Download icon Download CSV

You can download the data as a CSV file.

Column Icon Column Settings

Click the Column Icon Column Settings button at the top right of the screen to open the Column Settings window.
In the Column Settings window, you can select which columns to display in the table.

  • Select Icon Select All: Select all columns

  • Refresh Icon Reset to Default Order: Reset the column order to default

  • Refresh Icon Reset to Default Selection: Restore to the default column selection

Note

The selected columns are saved in your browser cookies, so the selection persists even after refreshing the page.
If cookies are deleted or an error occurs, the default columns will be restored.

  1. In the Column Settings window, select the columns to display under GPU Information and GPU Performance Metrics.

    • You can select columns by group or adjust their order.
    Caution

    The Status and HostName fields under GPU Information cannot be removed.

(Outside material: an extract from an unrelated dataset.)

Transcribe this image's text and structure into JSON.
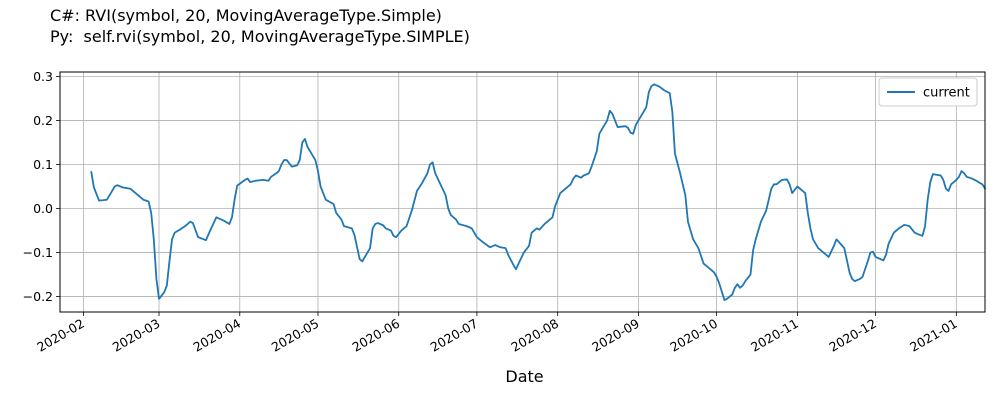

  2. Click the Apply button to save your settings.

Add Filter

You can add filter conditions to quickly find the GPUs you need.

  1. Click the Filter Icon Filter search bar to open the Add Filter window.

  2. In the Add Filter window, select the desired GPU condition (filter key and condition), then click the Apply button.

Compare GPUs

When you select multiple GPUs to compare, the Compare panel appears below the GPU list, allowing you to visually compare metrics using charts.
You can track trends for the last 10 minutes and identify performance anomalies or bottlenecks.

  • You can compare up to 20 items at a time.